Can the package name in DESCRIPTION differ from the .Rproj/local folder/Github repo name?

If so, I assume that best place to make the cut is still have .Rproj == local == Github != package name, but I suppose there might be another way to do it. Will problems come up with using package tooling such as devtools/testthat/roxygen if I do this?

jalsalam · June 6, 2018, 3:14pm

As a follow-up, to partially answer my own question, it seems that based on in-the-wild observation, that YES, the package name can differ from the repo name. In particular, two canonical examples of compendia mentioned here have this property:

I am still wondering if there are pitfalls I should be aware of with this sort of name difference.

jennybryan · June 6, 2018, 4:41pm

Technically, you can have different names. But from a human point of view, it ends up being very confusing. I think you will be a much happier person if you can find a way to make all the names coincide (directory name, project name, package name, git/github repo name).

jalsalam · June 6, 2018, 8:45pm

I figured that would be the answer. Do you have any specific things that you have seen go wrong?

I honestly wasn't cherry-picking when I came across the examples from Carl Boettiger and Ben Marwick. Dashes are very popular in Github repo-naming. I've seen it said that to make a project into a package all you need to do is add a DESCRIPTION file, but if you also need to rename your project and repo, that seems like at least a little bit of a barrier.

jennybryan · June 6, 2018, 8:58pm

No, really just the confusion and friction around finding the thing locally and on GitHub. I always seemed to search or hope for autocomplete on the wrong name. I don't have the hands-on experience with "package as data analysis receptacle" that @benmarwick and @cboettig do, though, so they are better people to ask.
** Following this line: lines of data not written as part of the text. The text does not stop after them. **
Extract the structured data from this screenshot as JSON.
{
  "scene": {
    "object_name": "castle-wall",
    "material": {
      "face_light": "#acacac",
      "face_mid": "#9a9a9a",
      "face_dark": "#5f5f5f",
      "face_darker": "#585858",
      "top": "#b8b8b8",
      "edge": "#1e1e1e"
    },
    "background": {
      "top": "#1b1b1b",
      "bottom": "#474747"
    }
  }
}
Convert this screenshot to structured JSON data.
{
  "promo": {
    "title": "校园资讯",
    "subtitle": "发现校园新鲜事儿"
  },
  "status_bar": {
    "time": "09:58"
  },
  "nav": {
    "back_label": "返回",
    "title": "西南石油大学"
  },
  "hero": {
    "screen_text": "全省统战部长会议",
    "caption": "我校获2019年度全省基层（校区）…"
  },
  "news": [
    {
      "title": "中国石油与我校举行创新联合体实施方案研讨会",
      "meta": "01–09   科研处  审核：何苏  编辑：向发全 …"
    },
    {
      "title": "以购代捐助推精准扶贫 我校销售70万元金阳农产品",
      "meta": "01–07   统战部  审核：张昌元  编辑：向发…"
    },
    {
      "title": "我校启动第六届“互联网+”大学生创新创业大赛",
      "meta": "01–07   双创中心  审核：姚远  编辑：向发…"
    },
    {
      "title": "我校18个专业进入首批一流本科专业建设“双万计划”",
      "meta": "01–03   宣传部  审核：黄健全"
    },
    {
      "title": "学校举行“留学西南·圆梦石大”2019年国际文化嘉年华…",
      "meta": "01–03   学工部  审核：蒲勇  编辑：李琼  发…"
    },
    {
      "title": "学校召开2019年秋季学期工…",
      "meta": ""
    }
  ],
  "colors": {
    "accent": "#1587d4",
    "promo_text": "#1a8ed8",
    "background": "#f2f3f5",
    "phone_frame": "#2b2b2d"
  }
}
benmarwick · June 6, 2018, 10:11pm

This is a good question, and one I've mostly avoided because there was no obvious (to me) best options, and I wasn't really sure what to do. I struggled over:

Having a CRAN-compliant name that is shared by the GitHub repo, the project, and the pkg, but might be inscrutable and confusing to others because it's so short and lacking punctuation, or
Have a longer, more natural and reader-friendly name for the GitHub repo, and the RStudio project, but different, CRAN-compliant name for the pkg (like the one cited above), and hope that doesn't cause confusion because of the non-matching names, like @jennybryan noted above

There doesn't seem to be any technical reasons to prefer one approach over the other, so it's mostly a matter of style, and where to emphasize user-friendliness, I think

Reflecting on my more recent work, it seems that I've settled pretty much on the first option, harmonizing the repo-proj-pkg names to be the same, for example https://github.com/benmarwick/ktc11, https://github.com/benmarwick/mjbnaturepaper, & https://github.com/benmarwick/datacitation

I think Jenny's observation about confusion and friction is the same factor that led me to settle on harmonizing the names in my recent work. The cognitive burden of getting back into a project after some time away is real! Now I let the README do the work of deciphering to the reader the inscrutable short repo-proj-pkg names. Thanks to the GitHub UI these are prominent and I think most people are used to looking at the top of README for making sense of a repo.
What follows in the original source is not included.